苏丞相作为朝中少有经历过先帝最后几年的旧臣,知道致和帝在担心什么,也知道致和帝属意就藩。因为致和帝担心自己一旦身子撑不住,儿子们纷纷自相残杀,又是一番乱局。
“皇上,臣以为现在天下太平,实无谴皇子就藩的必要。”苏丞相道。
君有君的顾忌,相有相的想法。
若想天下长久太平,地方便不能脱离朝廷的掌控。而皇子就藩,无异于将国土碎片化。眼前自然能避免夺嫡,但是长远看来,不管哪个藩王生出野心,再要平定藩王之乱,便难免征战,徒增伤亡,祸害百姓。
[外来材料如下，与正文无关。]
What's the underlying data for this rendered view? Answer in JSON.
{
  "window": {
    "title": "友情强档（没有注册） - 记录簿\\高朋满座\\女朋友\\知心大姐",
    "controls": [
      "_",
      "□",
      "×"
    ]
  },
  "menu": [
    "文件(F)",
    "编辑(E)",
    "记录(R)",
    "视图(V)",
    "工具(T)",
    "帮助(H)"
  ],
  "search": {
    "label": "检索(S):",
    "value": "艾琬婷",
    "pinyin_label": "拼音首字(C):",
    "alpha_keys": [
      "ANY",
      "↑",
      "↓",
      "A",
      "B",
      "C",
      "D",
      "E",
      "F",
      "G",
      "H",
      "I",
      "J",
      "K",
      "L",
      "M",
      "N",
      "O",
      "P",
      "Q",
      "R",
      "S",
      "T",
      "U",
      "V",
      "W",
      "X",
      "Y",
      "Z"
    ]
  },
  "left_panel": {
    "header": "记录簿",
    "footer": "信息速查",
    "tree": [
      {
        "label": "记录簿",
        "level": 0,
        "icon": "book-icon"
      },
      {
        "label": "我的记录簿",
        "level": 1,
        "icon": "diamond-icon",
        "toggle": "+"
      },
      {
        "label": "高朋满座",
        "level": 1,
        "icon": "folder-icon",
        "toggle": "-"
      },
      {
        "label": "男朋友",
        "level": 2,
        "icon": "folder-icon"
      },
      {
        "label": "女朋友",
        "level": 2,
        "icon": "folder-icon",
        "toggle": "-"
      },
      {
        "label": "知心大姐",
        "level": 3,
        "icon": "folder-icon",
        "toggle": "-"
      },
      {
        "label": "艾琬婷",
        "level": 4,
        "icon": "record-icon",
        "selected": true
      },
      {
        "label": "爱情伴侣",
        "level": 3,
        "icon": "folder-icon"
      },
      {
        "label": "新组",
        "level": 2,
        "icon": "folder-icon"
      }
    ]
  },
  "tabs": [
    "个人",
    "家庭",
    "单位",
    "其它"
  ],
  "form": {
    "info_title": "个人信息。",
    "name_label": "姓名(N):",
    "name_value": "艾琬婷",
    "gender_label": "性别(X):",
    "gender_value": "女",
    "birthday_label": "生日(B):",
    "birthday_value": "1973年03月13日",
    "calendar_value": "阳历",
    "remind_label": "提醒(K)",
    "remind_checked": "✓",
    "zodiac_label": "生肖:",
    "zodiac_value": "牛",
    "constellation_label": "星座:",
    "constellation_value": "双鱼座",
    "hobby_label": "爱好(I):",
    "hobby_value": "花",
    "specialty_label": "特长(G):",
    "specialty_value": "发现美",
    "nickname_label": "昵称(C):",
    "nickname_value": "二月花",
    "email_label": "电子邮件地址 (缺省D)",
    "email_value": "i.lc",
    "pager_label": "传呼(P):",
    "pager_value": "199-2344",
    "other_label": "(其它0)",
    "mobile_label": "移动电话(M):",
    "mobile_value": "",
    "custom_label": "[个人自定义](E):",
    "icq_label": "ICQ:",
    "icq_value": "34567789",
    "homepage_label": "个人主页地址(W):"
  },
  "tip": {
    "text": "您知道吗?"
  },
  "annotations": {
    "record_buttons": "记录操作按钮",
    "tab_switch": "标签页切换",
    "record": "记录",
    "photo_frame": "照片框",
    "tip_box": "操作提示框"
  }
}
致和帝道:“苏卿也是做父亲的人,朕已经折了两个儿子,这第三个也是坠马之后才提出就藩的。朕抬举谁,对谁好,哪个儿子就出事!”
苏丞相自然能猜到致和帝的心思,但这么直白的说出来,还是头一回啊。
苏丞相道:“皇上,岩亲王和硫亲王实在是咎由自取。至于砾亲王,坠马也许只是意外。皇上,父子猜忌,反伤了情分。”
可惜苏丞相并没有劝住致和帝,因为数日之后,发生了一场流星雨。
再正常不过的自然现象,但是钦天监自然要作为预测解读的。这一回除了叶贵妃早就埋在钦天监的神算季繁,还有好几位钦天监官员都对这次天象解读了同一个结果:分则两利,合则两害。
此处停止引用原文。